I say now the taxes which he pays, because—let us not make any mistake about this—the matter we are talking about is one entirely of Americans and between Americans. If the protective tariff operates so as to perform what is attributed to it, it prevents things from being imported into this country. That may be a disadvantage to the foreigner, it may disappoint him in his hopes, but we may leave him out of account. Then the increase of the cost of these commodities for the American consumer at home is the source from which the American protected manufacturer must obtain his benefit, if he ever obtains any. Therefore he has to pay also taxes to the other protected industries on account of the operation of the system. Therefore he is both paying and receiving, but whether or not he gets back the part that he hoped to receive is a question which he never can sift and never can know.

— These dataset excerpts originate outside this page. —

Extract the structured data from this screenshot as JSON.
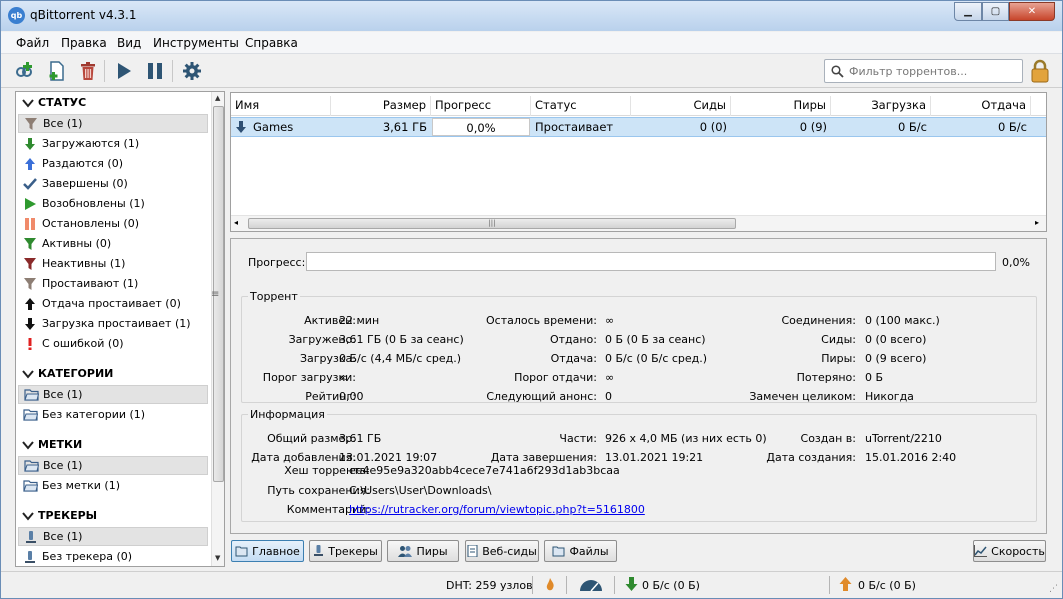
{
  "window": {
    "app_icon_text": "qb",
    "title": "qBittorrent v4.3.1",
    "min_symbol": "▁",
    "max_symbol": "▢",
    "close_symbol": "✕"
  },
  "menu": [
    "Файл",
    "Правка",
    "Вид",
    "Инструменты",
    "Справка"
  ],
  "toolbar": {
    "search_placeholder": "Фильтр торрентов..."
  },
  "sidebar": {
    "status": {
      "title": "СТАТУС",
      "items": [
        {
          "label": "Все (1)",
          "icon": "funnel-icon",
          "color": "#8d7e74"
        },
        {
          "label": "Загружаются (1)",
          "icon": "arrow-down-icon",
          "color": "#2f8a2f"
        },
        {
          "label": "Раздаются (0)",
          "icon": "arrow-up-icon",
          "color": "#3a6fd8"
        },
        {
          "label": "Завершены (0)",
          "icon": "check-icon",
          "color": "#3a5f8a"
        },
        {
          "label": "Возобновлены (1)",
          "icon": "play-icon",
          "color": "#2f9a2f"
        },
        {
          "label": "Остановлены (0)",
          "icon": "pause-icon",
          "color": "#f08a6a"
        },
        {
          "label": "Активны (0)",
          "icon": "funnel-icon",
          "color": "#2f8a2f"
        },
        {
          "label": "Неактивны (1)",
          "icon": "funnel-icon",
          "color": "#8a2a2a"
        },
        {
          "label": "Простаивают (1)",
          "icon": "funnel-icon",
          "color": "#8d7e74"
        },
        {
          "label": "Отдача простаивает (0)",
          "icon": "arrow-up-icon",
          "color": "#111111"
        },
        {
          "label": "Загрузка простаивает (1)",
          "icon": "arrow-down-icon",
          "color": "#111111"
        },
        {
          "label": "С ошибкой (0)",
          "icon": "exclamation-icon",
          "color": "#e02020"
        }
      ]
    },
    "categories": {
      "title": "КАТЕГОРИИ",
      "items": [
        "Все (1)",
        "Без категории (1)"
      ]
    },
    "tags": {
      "title": "МЕТКИ",
      "items": [
        "Все (1)",
        "Без метки (1)"
      ]
    },
    "trackers": {
      "title": "ТРЕКЕРЫ",
      "items": [
        "Все (1)",
        "Без трекера (0)"
      ]
    }
  },
  "table": {
    "columns": [
      "Имя",
      "Размер",
      "Прогресс",
      "Статус",
      "Сиды",
      "Пиры",
      "Загрузка",
      "Отдача"
    ],
    "row": {
      "name": "Games",
      "size": "3,61 ГБ",
      "progress": "0,0%",
      "status": "Простаивает",
      "seeds": "0 (0)",
      "peers": "0 (9)",
      "down": "0 Б/с",
      "up": "0 Б/с"
    }
  },
  "details": {
    "progress_label": "Прогресс:",
    "progress_value": "0,0%",
    "torrent_group": "Торрент",
    "torrent": [
      [
        "Активен:",
        "22 мин",
        "Осталось времени:",
        "∞",
        "Соединения:",
        "0 (100 макс.)"
      ],
      [
        "Загружено:",
        "3,61 ГБ (0 Б за сеанс)",
        "Отдано:",
        "0 Б (0 Б за сеанс)",
        "Сиды:",
        "0 (0 всего)"
      ],
      [
        "Загрузка:",
        "0 Б/с (4,4 МБ/с сред.)",
        "Отдача:",
        "0 Б/с (0 Б/с сред.)",
        "Пиры:",
        "0 (9 всего)"
      ],
      [
        "Порог загрузки:",
        "∞",
        "Порог отдачи:",
        "∞",
        "Потеряно:",
        "0 Б"
      ],
      [
        "Рейтинг:",
        "0,00",
        "Следующий анонс:",
        "0",
        "Замечен целиком:",
        "Никогда"
      ]
    ],
    "info_group": "Информация",
    "info_top": [
      [
        "Общий размер:",
        "3,61 ГБ",
        "Части:",
        "926 x 4,0 МБ (из них есть 0)",
        "Создан в:",
        "uTorrent/2210"
      ],
      [
        "Дата добавления:",
        "13.01.2021 19:07",
        "Дата завершения:",
        "13.01.2021 19:21",
        "Дата создания:",
        "15.01.2016 2:40"
      ]
    ],
    "hash_label": "Хеш торрента:",
    "hash": "ee4e95e9a320abb4cece7e741a6f293d1ab3bcaa",
    "path_label": "Путь сохранения:",
    "path": "C:\\Users\\User\\Downloads\\",
    "comment_label": "Комментарий:",
    "comment": "https://rutracker.org/forum/viewtopic.php?t=5161800"
  },
  "tabs": [
    "Главное",
    "Трекеры",
    "Пиры",
    "Веб-сиды",
    "Файлы"
  ],
  "speed_button": "Скорость",
  "statusbar": {
    "dht": "DHT: 259 узлов",
    "down": "0 Б/с (0 Б)",
    "up": "0 Б/с (0 Б)"
  }
}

I should myself suppose that possibly the Pennsylvanian on his coal and iron might stand a good chance of winning something. The operation is direct and simple in that case, and coal and iron are to-day the very first conditions of industry. They must be obtained as raw material, because they enter into everything, and it is possible that under those circumstances the game might be sufficiently direct so that its effect could be felt and perceived. But the Connecticut manufacturer has to pay taxes on coal and iron and copper and the other metals, and he has to pay also the taxes on wool and the other raw materials, and then comes the question whether he ever gets it back again or not. He never knows; he cannot know; he cannot feel it and he cannot possibly know whether the operation of the system is to bring him back a return for his outlay or not.
We hear a great deal about a rightly adjusted tariff. It is a constant ideal that is presented, whenever the tariff subject comes up again for discussion in Congress, that it ought to be rightly adjusted, and when it is, it is going to perform its beneficial operation.

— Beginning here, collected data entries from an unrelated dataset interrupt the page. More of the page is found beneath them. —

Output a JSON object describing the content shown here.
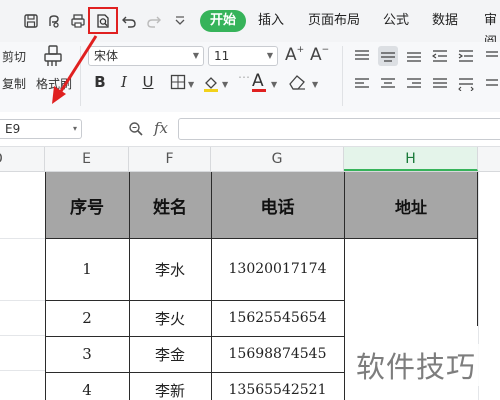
{
  "ribbon": {
    "tabs": [
      "开始",
      "插入",
      "页面布局",
      "公式",
      "数据",
      "审阅"
    ],
    "active_tab": "开始",
    "clipboard": {
      "cut_label": "剪切",
      "copy_label": "复制",
      "format_painter_label": "格式刷"
    },
    "font": {
      "name": "宋体",
      "size": "11"
    },
    "format_buttons": {
      "bold": "B",
      "italic": "I",
      "underline": "U",
      "font_color": "A"
    }
  },
  "formula_bar": {
    "cell_ref": "E9",
    "fx_label": "fx",
    "value": ""
  },
  "columns": [
    "D",
    "E",
    "F",
    "G",
    "H"
  ],
  "selected_column": "H",
  "table": {
    "headers": [
      "序号",
      "姓名",
      "电话",
      "地址"
    ],
    "rows": [
      [
        "1",
        "李水",
        "13020017174",
        ""
      ],
      [
        "2",
        "李火",
        "15625545654",
        ""
      ],
      [
        "3",
        "李金",
        "15698874545",
        ""
      ],
      [
        "4",
        "李新",
        "13565542521",
        ""
      ]
    ]
  },
  "watermark": "软件技巧",
  "colors": {
    "accent": "#36b35a",
    "header_fill": "#a6a6a6",
    "highlight": "#e02020"
  }
}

How can a tariff ever be rightly adjusted unless the industry will stand still? The taxes stand still for years without change. The industries never stand still. There are new inventions in machinery, there are new raw materials brought into use, there are new processes developed, and all that changes the character of the industry. These inventions and improvements and processes are all ignored by the protective system. It contains no allowance for them at all. But our people are full of enterprise, they are fond of improvements, they like novelties, and they adopt changes. The consequence is that the industry changes, and then again the decisions that are made by somebody or other as to the doubtful questions in the interpretation of the law are also constantly changing, and then by and by we find a lot of people who want the tariff changed. They say it needs to be adapted to the time, it is out of date, it has fallen behind, it does not fit the requirements of the moment, and they would like to have a tariff revision; but they are told then that they ought to keep still and not make a disturbance which will bring up a discussion of the entire tariff system, and that they ought to allow it to go on for the sake of the “system.”

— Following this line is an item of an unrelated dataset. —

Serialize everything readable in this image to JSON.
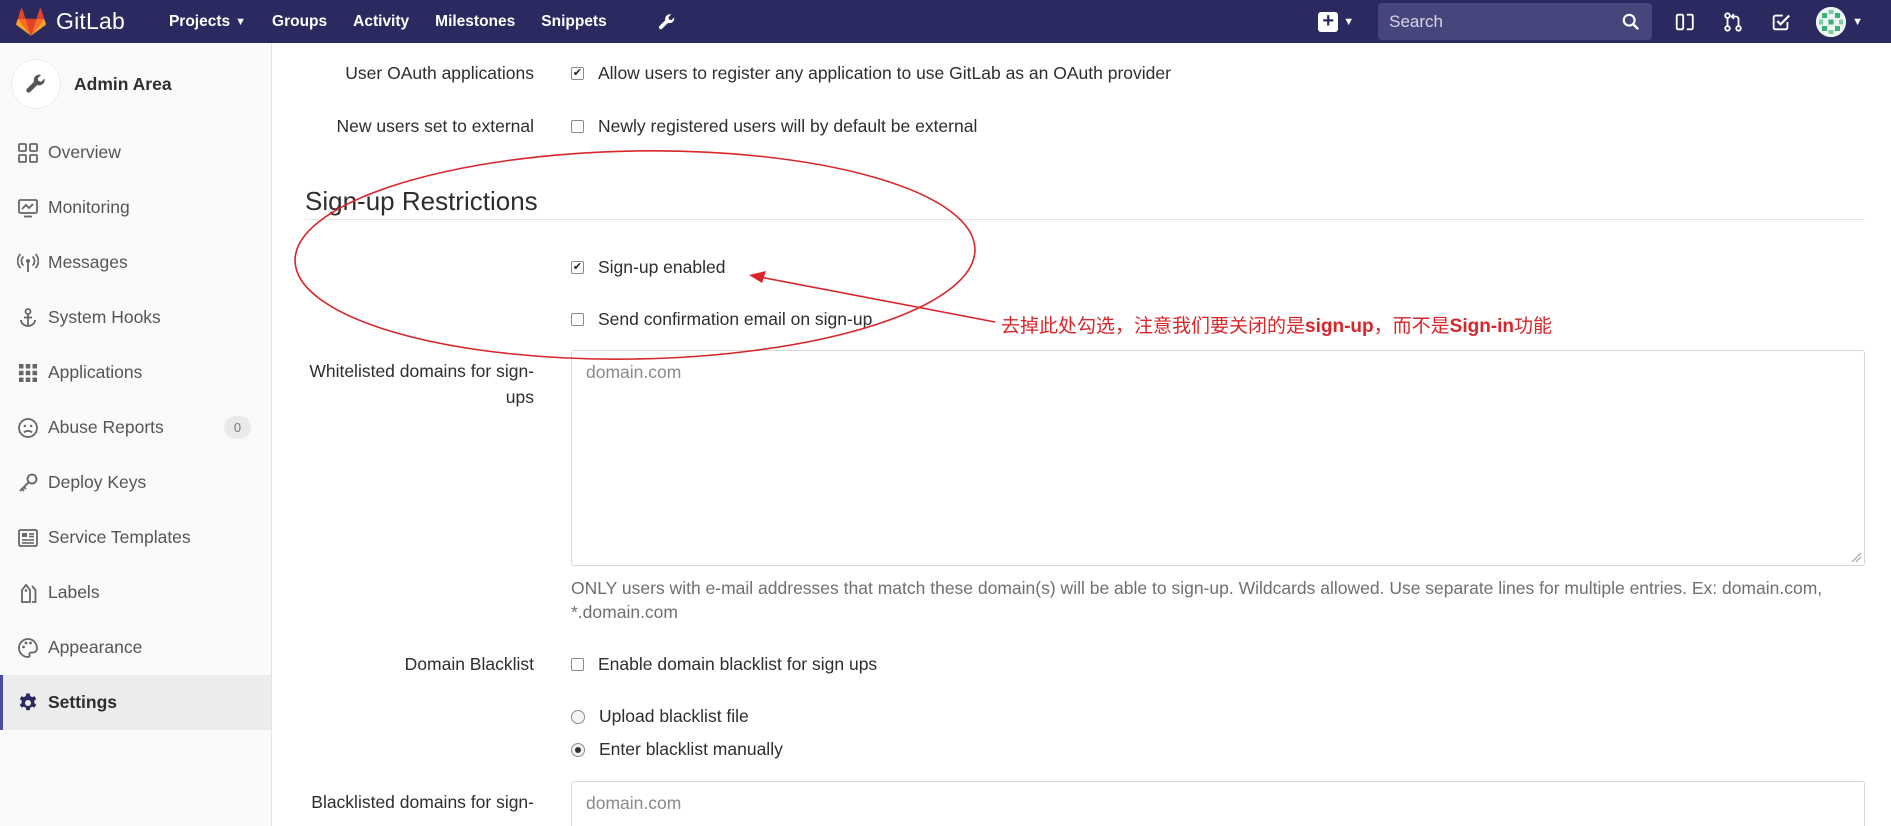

What is the system then? The system means that the import duties that we have in this country have raised the prices of all commodities in our market, I may say thirty or forty per cent on a very low calculation. Is not that a very extraordinary thing when you stand off and try to realize it for a minute—that we have raised the prices in the United States thirty or forty per cent—perhaps more nearly fifty per cent—above the level of the prices for the same commodities in the other civilized countries of our grade; and that we believe that we have done a grand and noble thing by raising these prices, putting the whole level of life in this country on an artificial plane that much above the level of the world’s market? In fact, if you should listen to a protectionist he would make you believe that this continent would not be habitable if it was not for the protective tariff that is here working this operation all the time on the American market.